During the Second Quarter and Six Months we recorded a tax provision of $1.7 million and $3.6 million, respectively, which equates to an effective tax rate of 40.0% and 40.1% for such periods, compared to $1.9 million and $3.8 million and an effective tax rate of 39.7% and 36.5% recorded for the same periods last year. We are making quarterly estimated tax payments for our federal and state income tax liabilities. During the Second Quarter and Six Months our net income was $2.5 million and $5.4 million, or $0.28 and $0.61 per diluted share, respectively, compared to $2.9 million and $6.7 million or $0.32 and $0.76 per diluted share for the comparable periods last year.

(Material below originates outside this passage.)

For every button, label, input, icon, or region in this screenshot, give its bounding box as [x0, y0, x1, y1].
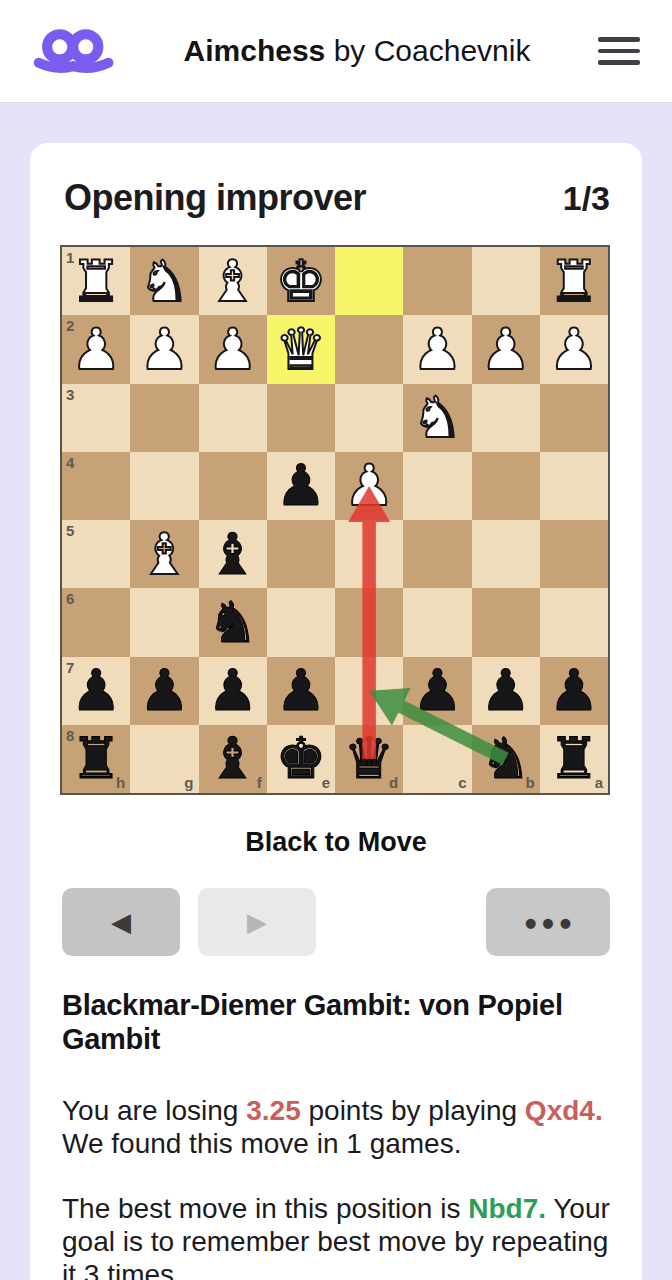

During the Six Months, cash provided by our operations was $4.8 million, compared to $4.2 million for the comparable period last year. The cash provided by operations of $4.8 million during the Six Months was primarily due to net income of $5.4 million offset by the changes in: (i) accounts receivable, which decreased by $245,000 in the Six Months, as compared to an increase of $2.0 million in the comparable period last year; (ii) accounts payable, which increased by $339,000 in the Six Months, as compared to an increase of $25,000 in the comparable period last year, (iii) accrued compensation, which decreased by $1.5 million in the Six Months, as compared to a decrease of $1.6 million in the comparable period last year; (iv) a decrease of income taxes payable of $0.8 million, as compared to an increase of $0.1 million in the comparable period last year; and (v) a slight increase in income taxes receivable for the Six Months, as compared to an increase of $0.3 million in the comparable period last year. In addition, our cash from operations includes non-cash stock-based compensation expense of $269,000 pursuant to SFAS 123 (R) as compared to $317,000 in the comparable period last year, and our deferred tax assets decreased by $136,000, as compared to a decrease of $218,000 in the comparable period last year.